Titre : Grown
Auteur : Tiffany D. Jackson
Genre : Young adult, Thriller psychologique
Editeur : Hugo Publishing
Traduction : Sidonie Mézaize-Milon
Année d’édition : 19/05/2022 en France
Nombre de pages : 371 pages
Résumé : Korey Fields est mort. Et quand Enchanted Jones se réveille avec du sang sur les mains, elle n’a aucun souvenir de la nuit précédente. Tout ce qu’elle sait, c’est que Korey était son ticket pour la célébrité.
Qu’il n’est plus là, et que tout l’accuse, elle. Enchanted porte bien son nom : sa voix est un véritable enchantement. Lorsque sa famille déménage en banlieue, elle se bat pour trouver sa
place dans son nouveau lycée sous l’étiquette de la jeune fille noire solitaire et réservée. Jusqu’au jour où le légendaire artiste de R&B Korey Fields la repère lors d’une audition. Soudain, son rêve de devenir chanteuse professionnelle prend son envol.
Enchanted est éblouie par la vie de luxe de Korey. Mais bientôt le rêve de la jeune fille se transforme en cauchemar. Derrière le pouvoir et le charisme de Korey se cache un côté sombre. Celui qui veut contrôler chacun de ses mouvements. Qui la pousse à faire des choses qu’elle ne veut pas. Qui n’écoute pas quand elle dit non.

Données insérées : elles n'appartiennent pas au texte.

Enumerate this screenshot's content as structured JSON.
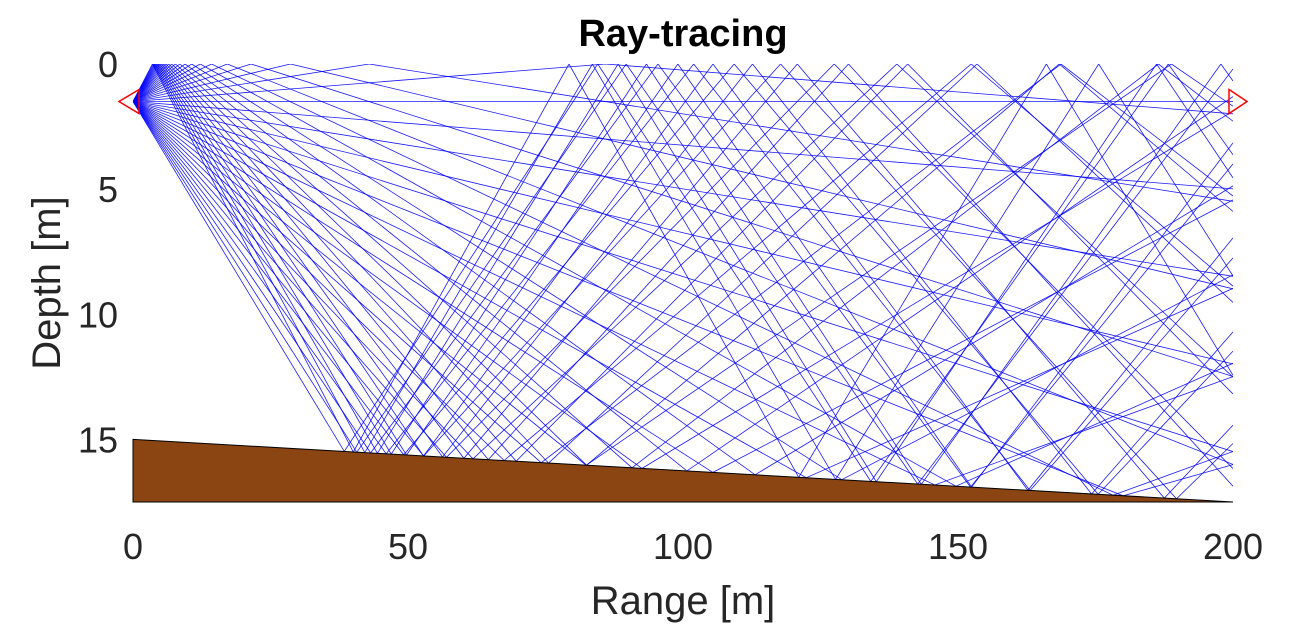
{
  "chart_data": {
    "type": "line",
    "title": "Ray-tracing",
    "xlabel": "Range [m]",
    "ylabel": "Depth [m]",
    "xlim": [
      0,
      200
    ],
    "ylim": [
      0,
      17.5
    ],
    "y_reversed": true,
    "x_ticks": [
      "0",
      "50",
      "100",
      "150",
      "200"
    ],
    "y_ticks": [
      "0",
      "5",
      "10",
      "15"
    ],
    "grid": false,
    "source": {
      "range": 0,
      "depth": 1.5
    },
    "receiver": {
      "range": 200,
      "depth": 1.5
    },
    "bottom": {
      "range": [
        0,
        200
      ],
      "depth": [
        15,
        17.5
      ]
    },
    "ray_launch_angles_deg": [
      -23,
      -22,
      -21,
      -20,
      -19,
      -18,
      -17,
      -16,
      -15,
      -14,
      -13,
      -12,
      -11,
      -10,
      -9,
      -8,
      -7,
      -6,
      -5,
      -4,
      -3,
      -2,
      -1,
      0,
      1,
      2,
      3,
      4,
      5,
      6,
      7,
      8,
      9,
      10,
      11,
      12,
      13,
      14,
      15,
      16,
      17,
      18,
      19,
      20
    ],
    "colors": {
      "rays": "#0000ff",
      "seabed": "#8b4513",
      "source_marker": "#ff0000",
      "receiver_marker": "#ff0000"
    }
  }
}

Sauf qu’à présent, il est mort, et la police est à sa porte…
Commentaire :
Quand j’ai su qu’un roman young adult inspiré de l’affaire R. Kelly allait sortir en France, j’ai aussitôt été très enthousiaste et pressée de le lire.
Pour donner un minimum de contexte à cet enthousiasme, un peu de récit personnel. Lorsque j’étais pré-adolescente, j’étais une grande fan de basketball (ça a un rapport, si si). J’avais ma carte de supporter de l’équipe de ma ville, j’allais les supporter banderole en main chaque week-end, je jouais à l’occasion et j’étais une grande fan de Michael Jordan (forcément). Donc quand le film Space Jam est sorti, je suis allée plusieurs fois le voir au cinéma et suis tombée amoureuse de la chanson de la bande originale : I believe I can fly de R. Kelly. La chanson a tourné en boucle des mois, j’ai acheté ses albums, je l’écoutais sans cesse, et sans être une fan assidue, je l’ai admiré et même eu un poster de lui dans ma chambre quelques temps. Il était le maître incontesté du R&B à l’époque, présent dans tous mes magazines. Avec les années, mes goûts ont évolué et j’ai arrêté de l’écouter, sauf à l’occasion prise de nostalgie. Et puis une quinzaine d’années plus tard, j’ai entendu les rumeurs sur R. Kelly, qu’il fréquentait d’un peu trop près les mineures et j’ai été vraiment très déçue. Mais comme nous vivons dans une société sinistre où ce genre de nouvelles sortent tous les quatre matins, je n’ai pas approfondi le sujet et me suis juste contenté de ne plus l’écouter et le virer de mon esprit.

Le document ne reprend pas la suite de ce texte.